Have there been any changes in how you think about that now?

Chris Radziminski: Definitely. You’ve alluded to the difference between Arizona and where we are in British Columbia. While our primary driver is trying to minimize what goes into the sewer system, there’s definitely the interest in reducing the potable water use per capita.

We have an extraordinary amount of drinking water we use per person, per day here in Vancouver, and that really needs to be reduced for a variety of reasons. What this has really helped us to think about, you used the word holistic earlier, is to think about pipe sizing on the potable side, which we’ve addressed as well.

Then the public health implications as well, like Legionella is this growing concern. And so we’ve worked with you in terms of also developing water efficiency standards as well within our code. We go from everything from the traditional things people think about right to mechanical systems people might not think about, like once-through cooling systems and then appliances.

We really have tried to deal with things holistically to try to reduce the water footprint within new developments so that we’re reducing the amount of drinking water that’s being required in those new developments and also the amount of sewage that’s being generated.

Christoph Lohr: That’s interesting. It really seems like there’s a plumbing-centric focus as part of trying to reduce your water footprint, as opposed to just on the distribution side.
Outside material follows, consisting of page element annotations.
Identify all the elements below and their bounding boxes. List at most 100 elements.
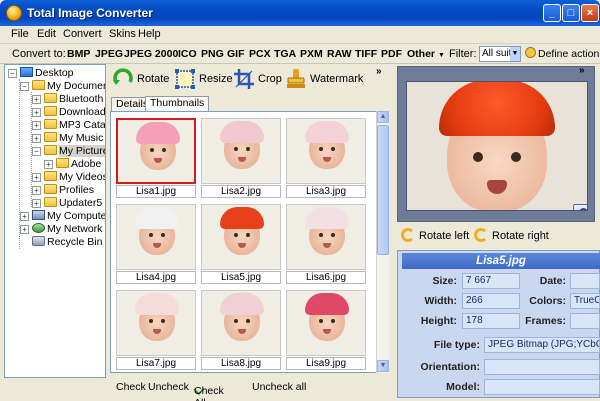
rotate-right-button[interactable]: Rotate right bbox=[474, 228, 549, 244]
folder-icon bbox=[44, 132, 57, 142]
menu-file[interactable]: File bbox=[11, 28, 29, 40]
menu-help[interactable]: Help bbox=[138, 28, 161, 40]
thumbnail-image[interactable] bbox=[201, 204, 281, 270]
thumbnail-item[interactable]: Lisa3.jpg bbox=[286, 118, 366, 200]
tree-item-bluetooth[interactable]: + Bluetooth bbox=[32, 93, 103, 106]
format-jpeg-button[interactable]: JPEG bbox=[95, 48, 123, 60]
format-pxm-button[interactable]: PXM bbox=[300, 48, 323, 60]
define-action-button[interactable]: Define action bbox=[525, 46, 599, 62]
tree-item-updater5[interactable]: + Updater5 bbox=[32, 197, 102, 210]
expand-icon[interactable]: + bbox=[32, 186, 41, 195]
thumbnail-caption: Lisa9.jpg bbox=[286, 357, 366, 370]
thumbnail-item[interactable]: Lisa8.jpg bbox=[201, 290, 281, 372]
thumbnail-image[interactable] bbox=[116, 290, 196, 356]
thumbnail-image[interactable] bbox=[201, 118, 281, 184]
zoom-button[interactable] bbox=[573, 204, 587, 210]
watermark-button[interactable]: Watermark bbox=[285, 66, 363, 92]
date-label: Date: bbox=[539, 275, 566, 287]
thumbnail-item[interactable]: Lisa4.jpg bbox=[116, 204, 196, 286]
expand-icon[interactable]: + bbox=[32, 134, 41, 143]
menu-skins[interactable]: Skins bbox=[109, 28, 136, 40]
expand-icon[interactable]: + bbox=[20, 212, 29, 221]
folder-icon bbox=[44, 119, 57, 129]
tree-item-my-videos[interactable]: + My Videos bbox=[32, 171, 105, 184]
tree-item-profiles[interactable]: + Profiles bbox=[32, 184, 94, 197]
tree-item-recycle-bin[interactable]: Recycle Bin bbox=[32, 236, 102, 249]
format-pdf-button[interactable]: PDF bbox=[381, 48, 402, 60]
thumbnail-item[interactable]: Lisa9.jpg bbox=[286, 290, 366, 372]
close-button[interactable]: × bbox=[581, 4, 599, 22]
expand-icon[interactable]: + bbox=[32, 95, 41, 104]
expand-icon[interactable]: + bbox=[32, 199, 41, 208]
thumbnail-item[interactable]: Lisa2.jpg bbox=[201, 118, 281, 200]
thumbnail-image[interactable] bbox=[286, 290, 366, 356]
chevron-down-icon: ▼ bbox=[510, 47, 520, 61]
format-other-button[interactable]: Other ▼ bbox=[407, 48, 445, 60]
folder-tree[interactable]: −Desktop −My Documents +Bluetooth +Downl… bbox=[4, 64, 106, 378]
thumbnail-image[interactable] bbox=[201, 290, 281, 356]
thumbnail-item[interactable]: Lisa7.jpg bbox=[116, 290, 196, 372]
format-bmp-button[interactable]: BMP bbox=[67, 48, 90, 60]
menu-convert[interactable]: Convert bbox=[63, 28, 102, 40]
collapse-icon[interactable]: − bbox=[8, 69, 17, 78]
thumbnail-scrollbar[interactable]: ▲ ▼ bbox=[376, 111, 389, 373]
folder-icon bbox=[32, 80, 45, 90]
tree-item-my-music[interactable]: + My Music bbox=[32, 132, 103, 145]
scroll-thumb[interactable] bbox=[377, 125, 389, 255]
check-bar: Check Uncheck Check All Uncheck all bbox=[110, 377, 390, 401]
tree-item-downloads[interactable]: + Downloads bbox=[32, 106, 105, 119]
format-ico-button[interactable]: ICO bbox=[178, 48, 197, 60]
file-type-value: JPEG Bitmap (JPG;YCbCr bbox=[484, 337, 600, 353]
date-value bbox=[570, 273, 600, 289]
tree-item-desktop[interactable]: − Desktop bbox=[8, 67, 74, 80]
tree-item-mp3-catalog[interactable]: + MP3 Catalo bbox=[32, 119, 105, 132]
expand-icon[interactable]: + bbox=[32, 121, 41, 130]
collapse-icon[interactable]: − bbox=[32, 147, 41, 156]
rotate-left-button[interactable]: Rotate left bbox=[401, 228, 469, 244]
tab-thumbnails[interactable]: Thumbnails bbox=[145, 96, 210, 111]
uncheck-all-button[interactable]: Uncheck all bbox=[252, 381, 306, 393]
thumbnail-image[interactable] bbox=[286, 118, 366, 184]
collapse-icon[interactable]: − bbox=[20, 82, 29, 91]
thumbnail-item[interactable]: Lisa6.jpg bbox=[286, 204, 366, 286]
minimize-button[interactable]: _ bbox=[543, 4, 561, 22]
format-jpeg2000-button[interactable]: JPEG 2000 bbox=[124, 48, 178, 60]
preview-more-button[interactable]: » bbox=[579, 65, 585, 76]
format-tiff-button[interactable]: TIFF bbox=[355, 48, 377, 60]
format-raw-button[interactable]: RAW bbox=[327, 48, 352, 60]
resize-button[interactable]: Resize bbox=[174, 66, 233, 92]
thumbnail-image[interactable] bbox=[116, 204, 196, 270]
tree-item-label: My Music bbox=[59, 132, 104, 144]
tree-item-label: Profiles bbox=[59, 184, 95, 196]
rotate-button[interactable]: Rotate bbox=[112, 66, 169, 92]
uncheck-button[interactable]: Uncheck bbox=[148, 381, 189, 393]
format-png-button[interactable]: PNG bbox=[201, 48, 224, 60]
format-pcx-button[interactable]: PCX bbox=[249, 48, 271, 60]
format-other-label: Other bbox=[407, 48, 436, 60]
crop-button[interactable]: Crop bbox=[233, 66, 282, 92]
tree-item-my-pictures[interactable]: − My Pictures bbox=[32, 145, 105, 158]
toolbar-more-button[interactable]: » bbox=[376, 66, 382, 77]
format-tga-button[interactable]: TGA bbox=[274, 48, 296, 60]
thumbnail-item[interactable]: Lisa1.jpg bbox=[116, 118, 196, 200]
tree-item-my-computer[interactable]: + My Computer bbox=[20, 210, 105, 223]
model-label: Model: bbox=[446, 381, 480, 393]
maximize-button[interactable]: □ bbox=[562, 4, 580, 22]
tree-item-my-documents[interactable]: − My Documents bbox=[20, 80, 105, 93]
format-gif-button[interactable]: GIF bbox=[227, 48, 245, 60]
scroll-up-icon[interactable]: ▲ bbox=[377, 111, 389, 123]
tree-item-my-network-places[interactable]: + My Network Pla bbox=[20, 223, 105, 236]
menu-edit[interactable]: Edit bbox=[37, 28, 56, 40]
tree-item-adobe[interactable]: + Adobe bbox=[44, 158, 101, 171]
thumbnail-item[interactable]: Lisa5.jpg bbox=[201, 204, 281, 286]
expand-icon[interactable]: + bbox=[20, 225, 29, 234]
expand-icon[interactable]: + bbox=[44, 160, 53, 169]
thumbnail-image[interactable] bbox=[116, 118, 196, 184]
expand-icon[interactable]: + bbox=[32, 173, 41, 182]
check-button[interactable]: Check bbox=[116, 381, 146, 393]
filter-select[interactable]: All suit ▼ bbox=[479, 46, 521, 62]
filter-label: Filter: bbox=[449, 48, 477, 60]
thumbnail-image[interactable] bbox=[286, 204, 366, 270]
scroll-down-icon[interactable]: ▼ bbox=[377, 360, 389, 372]
expand-icon[interactable]: + bbox=[32, 108, 41, 117]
Chris Radziminski: Yeah, I’d say plumbing and public health, they really go hand in hand. Because plumbing is public health, right? And so, one of the famous expressions – or maybe not so famous – is that if you were going to ask somebody, what’s more important to you – the indoor plumbing revolution or social media? Toilets are more important than Twitter, right? And we forget how important and what a difference it’s made to public health. And with the emergence of opportunistic premise plumbing pathogens like Legionella, we also have to be cognizant about how we’re designing buildings and also operating them.
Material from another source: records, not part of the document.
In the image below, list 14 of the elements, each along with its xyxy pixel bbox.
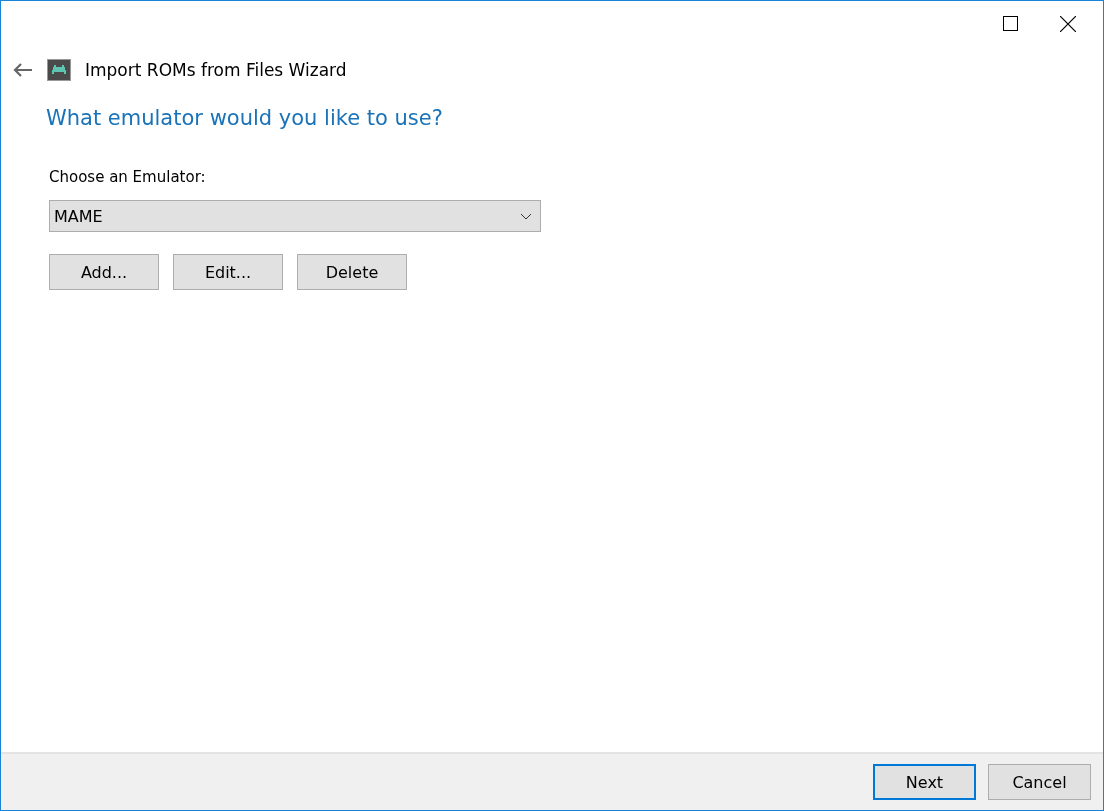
invader-app-icon [47, 59, 71, 81]
window-title: Import ROMs from Files Wizard [85, 60, 347, 80]
emulator-dropdown[interactable]: MAME [49, 200, 541, 232]
wizard-button[interactable]: Cancel [988, 764, 1091, 800]
action-button[interactable]: Add... [49, 254, 159, 290]
emulator-label: Choose an Emulator: [49, 168, 206, 186]
maximize-icon [1002, 16, 1018, 31]
wizard-button[interactable]: Next [873, 764, 976, 800]
page-heading: What emulator would you like to use? [46, 106, 444, 130]
chevron-down-icon [520, 212, 532, 220]
action-button[interactable]: Edit... [173, 254, 283, 290]
close-icon [1060, 15, 1076, 32]
back-arrow-icon[interactable] [13, 62, 33, 78]
action-button[interactable]: Delete [297, 254, 407, 290]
Something like pipe sizing is one of those things where you’re baking it into the building, so let’s get it right from the start.
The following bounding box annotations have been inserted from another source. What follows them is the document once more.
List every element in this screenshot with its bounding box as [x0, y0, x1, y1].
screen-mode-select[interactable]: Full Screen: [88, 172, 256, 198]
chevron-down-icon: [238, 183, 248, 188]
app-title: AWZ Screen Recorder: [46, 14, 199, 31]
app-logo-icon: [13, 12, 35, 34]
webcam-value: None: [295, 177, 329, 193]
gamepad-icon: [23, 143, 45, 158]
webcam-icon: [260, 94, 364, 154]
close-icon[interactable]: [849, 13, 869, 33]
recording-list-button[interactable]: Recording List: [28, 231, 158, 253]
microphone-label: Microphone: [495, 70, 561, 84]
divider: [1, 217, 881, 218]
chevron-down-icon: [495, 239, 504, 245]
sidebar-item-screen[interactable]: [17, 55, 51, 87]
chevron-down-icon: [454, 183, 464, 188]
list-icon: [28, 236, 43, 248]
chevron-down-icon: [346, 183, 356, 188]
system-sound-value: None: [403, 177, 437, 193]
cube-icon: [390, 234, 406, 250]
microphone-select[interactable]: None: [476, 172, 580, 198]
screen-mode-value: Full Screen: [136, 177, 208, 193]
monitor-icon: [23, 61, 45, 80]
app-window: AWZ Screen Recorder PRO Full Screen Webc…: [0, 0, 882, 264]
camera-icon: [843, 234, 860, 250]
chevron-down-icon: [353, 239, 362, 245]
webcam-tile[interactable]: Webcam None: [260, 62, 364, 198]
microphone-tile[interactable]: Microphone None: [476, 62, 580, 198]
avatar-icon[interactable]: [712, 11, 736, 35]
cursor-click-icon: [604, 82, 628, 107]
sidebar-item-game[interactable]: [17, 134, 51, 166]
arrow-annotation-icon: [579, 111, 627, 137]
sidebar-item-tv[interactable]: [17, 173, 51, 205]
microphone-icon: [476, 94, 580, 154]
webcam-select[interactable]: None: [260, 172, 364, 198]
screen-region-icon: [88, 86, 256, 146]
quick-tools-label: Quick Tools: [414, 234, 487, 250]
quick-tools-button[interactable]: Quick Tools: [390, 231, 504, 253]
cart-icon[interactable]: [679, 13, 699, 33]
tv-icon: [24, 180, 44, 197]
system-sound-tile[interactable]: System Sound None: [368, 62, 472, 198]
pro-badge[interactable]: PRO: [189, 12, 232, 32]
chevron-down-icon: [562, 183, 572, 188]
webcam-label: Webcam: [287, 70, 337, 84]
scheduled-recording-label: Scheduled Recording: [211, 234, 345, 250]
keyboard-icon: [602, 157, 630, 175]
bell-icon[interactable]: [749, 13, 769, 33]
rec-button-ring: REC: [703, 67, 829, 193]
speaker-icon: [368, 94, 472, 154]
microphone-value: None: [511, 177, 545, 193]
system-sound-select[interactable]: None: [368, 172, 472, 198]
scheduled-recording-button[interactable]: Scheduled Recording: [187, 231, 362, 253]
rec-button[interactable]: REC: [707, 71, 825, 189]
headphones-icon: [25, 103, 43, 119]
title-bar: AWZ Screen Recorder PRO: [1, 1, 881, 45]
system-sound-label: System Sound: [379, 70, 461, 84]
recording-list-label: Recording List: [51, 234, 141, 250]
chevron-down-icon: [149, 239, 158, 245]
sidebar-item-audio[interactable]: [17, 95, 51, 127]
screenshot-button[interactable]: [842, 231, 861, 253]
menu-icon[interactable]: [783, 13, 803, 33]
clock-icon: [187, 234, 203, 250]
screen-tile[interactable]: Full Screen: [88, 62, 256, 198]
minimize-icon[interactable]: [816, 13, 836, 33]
Christoph Lohr: Makes sense. Really, it’s been awesome having you on the show, Chris, and I want to say for our listeners, if there was going to be one word that you would use to summarize your entire conversation with me here this morning, what would you choose?

Chris Radziminski: I’m going to use your word, holistic.

Christoph Lohr: I love it. I gave that one away.

Chris Radziminski: I agree, Christoph, well put.

Christoph Lohr: Well, from one Chris to another, I want to say thank you, Chris, for joining us on the podcast today. It was an absolute pleasure having you and I hope we can get you to come back sometime in the near future.

Chris Radziminski: Thanks very much, Christoph. Appreciate it.